July 29, 2020
Visual analytics tool plucks elusive patterns from elaborate datasets
From materials science and earth system modeling to quantum information science and cybersecurity, experts in many fields run simulations and conduct experiments to collect the abundance of data necessary for scientific progress. But gleaning useful insights from those data can be a challenge, especially when multiple complex variables influence research results.
To better analyze the so-called multivariate data, researchers at the Department of Energy's Oak Ridge National Laboratory developed an open-source, customizable visual analytics system called CrossVis. Unlike similar tools—which tend to focus on numerical data and provide a single visual representation of results—CrossVis juggles numerical, categorical and image-based data while providing multiple dynamic, coordinated views of these and other data types.
ORNL researchers John Goodall, Junghoon Chae, Artem Trofimov and Chad Steed, director of the ORNL Visual Informatics for Science and Technology Advances, or VISTA, laboratory, made CrossVis available online and published the system's unique capabilities in Graphics and Visual Computing.
"CrossVis is a one-stop shop for analyzing many different types of data, and it reveals relationships among more than just two variables," Steed said.
The tool's main view consists of a parallel coordinates plot, or PCP, which is a popular information visualization technique. PCPs display a data table's columns as vertical axes and its rows as polylines, which are chains of interdependent line segments connected to the axes. In this case, the CrossVis interface extends beyond traditional PCPs to include nonnumerical data, which have no natural order, and temporal, or time-based, data.
Additionally, CrossVis provides scatterplots, image panes and other options that complement the main view to help users identify key patterns and interesting anomalies in heterogenous, multivariate data. To narrow their focus, users can also choose to highlight a variable in all views simultaneously, generate new data or input parameters to filter existing data.
"Before, scientists had to use individual programs to analyze image data, numerical data and categorical data, then manually compare the results," Steed said. "CrossVis lets them complete all those steps within a single framework."
The team took advantage of the system's ability to analyze categorical and image data by applying it to a genetic engineering project led by researchers at ORNL's Center for Nanophase Materials Sciences, or CNMS, which involved verifying results from an artificial neural network, or ANN, applied to scanning electron microscopy images of diatoms. A type of algae, diatoms produce strong silica that could be useful for industrial purposes, including drug delivery and water filtration.
Specifically, the CNMS team characterized pores on the diatoms to distinguish between unmodified, or wild, diatoms and genetically modified versions of these organisms. Eventually, these insights could help scientists optimize and emulate diatom biomineralization, which is the process these organisms use to generate silica.

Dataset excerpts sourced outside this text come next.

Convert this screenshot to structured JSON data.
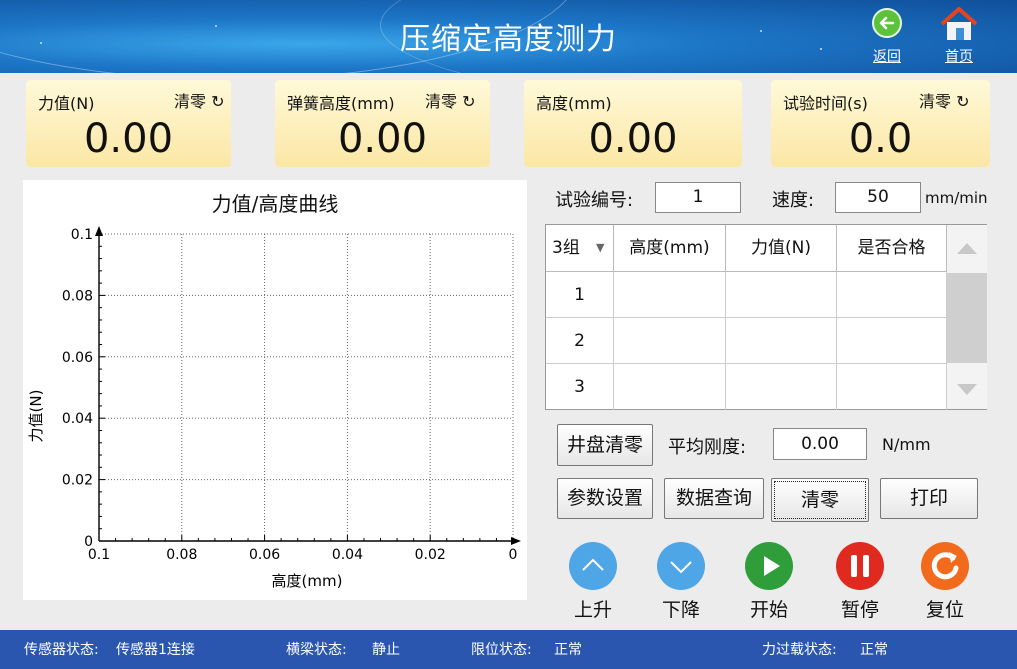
{
  "header": {
    "title": "压缩定高度测力",
    "back_label": "返回",
    "home_label": "首页"
  },
  "panels": [
    {
      "label": "力值(N)",
      "zero": "清零",
      "value": "0.00"
    },
    {
      "label": "弹簧高度(mm)",
      "zero": "清零",
      "value": "0.00"
    },
    {
      "label": "高度(mm)",
      "value": "0.00"
    },
    {
      "label": "试验时间(s)",
      "zero": "清零",
      "value": "0.0"
    }
  ],
  "chart_data": {
    "type": "line",
    "title": "力值/高度曲线",
    "xlabel": "高度(mm)",
    "ylabel": "力值(N)",
    "x_ticks": [
      "0.1",
      "0.08",
      "0.06",
      "0.04",
      "0.02",
      "0"
    ],
    "y_ticks": [
      "0",
      "0.02",
      "0.04",
      "0.06",
      "0.08",
      "0.1"
    ],
    "xlim": [
      0.1,
      0
    ],
    "ylim": [
      0,
      0.1
    ],
    "grid": true,
    "series": []
  },
  "form": {
    "test_no_label": "试验编号:",
    "test_no_value": "1",
    "speed_label": "速度:",
    "speed_value": "50",
    "speed_unit": "mm/min"
  },
  "table": {
    "group_select": "3组",
    "headers": [
      "高度(mm)",
      "力值(N)",
      "是否合格"
    ],
    "rows": [
      {
        "no": "1",
        "height": "",
        "force": "",
        "pass": ""
      },
      {
        "no": "2",
        "height": "",
        "force": "",
        "pass": ""
      },
      {
        "no": "3",
        "height": "",
        "force": "",
        "pass": ""
      }
    ]
  },
  "stiffness": {
    "button": "井盘清零",
    "label": "平均刚度:",
    "value": "0.00",
    "unit": "N/mm"
  },
  "buttons": {
    "params": "参数设置",
    "query": "数据查询",
    "zero": "清零",
    "print": "打印"
  },
  "controls": [
    {
      "label": "上升",
      "color": "#4fa6e6",
      "icon": "chevron-up-icon"
    },
    {
      "label": "下降",
      "color": "#4fa6e6",
      "icon": "chevron-down-icon"
    },
    {
      "label": "开始",
      "color": "#2f9e3a",
      "icon": "play-icon"
    },
    {
      "label": "暂停",
      "color": "#e12a1f",
      "icon": "pause-icon"
    },
    {
      "label": "复位",
      "color": "#f26a1b",
      "icon": "reset-icon"
    }
  ],
  "status": {
    "sensor_label": "传感器状态:",
    "sensor_value": "传感器1连接",
    "beam_label": "横梁状态:",
    "beam_value": "静止",
    "limit_label": "限位状态:",
    "limit_value": "正常",
    "overload_label": "力过载状态:",
    "overload_value": "正常"
  }
}
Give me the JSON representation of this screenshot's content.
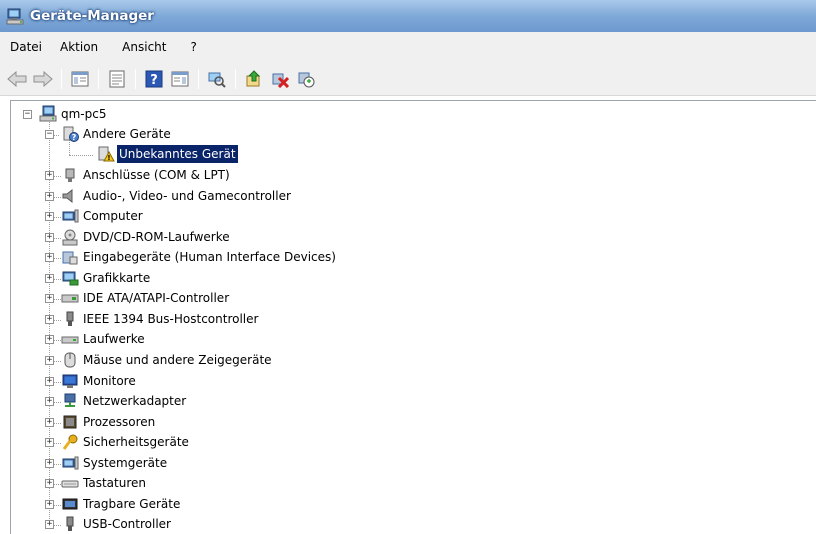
{
  "window": {
    "title": "Geräte-Manager"
  },
  "menu": [
    "Datei",
    "Aktion",
    "Ansicht",
    "?"
  ],
  "toolbar": {
    "buttons": [
      "back-icon",
      "forward-icon",
      "console-tree-icon",
      "properties-icon",
      "help-icon",
      "action-pane-icon",
      "scan-hardware-icon",
      "update-driver-icon",
      "uninstall-icon",
      "disable-icon"
    ]
  },
  "tree": {
    "root": "qm-pc5",
    "other_devices": "Andere Geräte",
    "unknown_device": "Unbekanntes Gerät",
    "categories": [
      "Anschlüsse (COM & LPT)",
      "Audio-, Video- und Gamecontroller",
      "Computer",
      "DVD/CD-ROM-Laufwerke",
      "Eingabegeräte (Human Interface Devices)",
      "Grafikkarte",
      "IDE ATA/ATAPI-Controller",
      "IEEE 1394 Bus-Hostcontroller",
      "Laufwerke",
      "Mäuse und andere Zeigegeräte",
      "Monitore",
      "Netzwerkadapter",
      "Prozessoren",
      "Sicherheitsgeräte",
      "Systemgeräte",
      "Tastaturen",
      "Tragbare Geräte",
      "USB-Controller"
    ]
  },
  "colors": {
    "selection": "#0a246a",
    "title_gradient_top": "#a9c9ea",
    "title_gradient_bottom": "#6d99cf"
  }
}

The team used CrossVis to examine relationships between diatom parameters, and the tool's many views revealed subtle differences between the two categories. For example, the researchers determined that wild diatoms have more pores that are smaller than those of their modified counterparts, which have fewer pores that are larger in size.
"The ANN automatically derived image classifications that identified pores as an important feature for separating the two types of diatoms," Steed said. "However, these results didn't clearly show why the algorithm chose to classify pores the way it did, so CrossVis enabled the CNMS scientists to interpret and verify their findings."
"Without CrossVis, we would not as thoroughly understand how to differentiate between wild and modified diatom images based on these crucial parameters, namely mean area and the density of pores," added ORNL researcher Artem Trofimov, who led the CNMS project.
To prove the value of CrossVis at a larger scale, Steed and his collaborators also worked with the ORNL-led team that developed the Energy Exascale Earth System Model to help validate climate modeling techniques. Additionally, the team used CrossVis to verify data in the National Oceanic and Atmospheric Administration's Atlantic Hurricane Database, which contains 21 columns and more than 50,000 rows of statistical information about the locations, sizes and other characteristics of hurricanes over time.
"That was a good use case because it was a much larger dataset with more variables," Steed said. "We found patterns that confirmed known hurricane conditions, which demonstrated that CrossVis can effectively validate real-world results on a larger scale."
Going forward, the CrossVis team aims to further improve this resource. For example, the researchers plan to scale up CrossVis to run on high-performance computing systems. With the processing power of supercomputers, such as ORNL's Summit, CrossVis could more efficiently complete complex calculations.
By incorporating automated machine learning techniques, the team plans to more actively capture user interactions with the data. Scientists would label data samples, and built-in artificial intelligence algorithms would then identify, label and compile similar patterns in unseen sections of the data, enabling users to quickly analyze entire datasets and potentially make unexpected discoveries.
"If you tried to sort through something like the hurricane dataset or climate modeling data manually, it would take a lifetime," Steed said. "This kind of human-machine cooperation, which combines the creativity and intuition of domain experts with the data-crunching power of computers, is the key to more effective data analysis."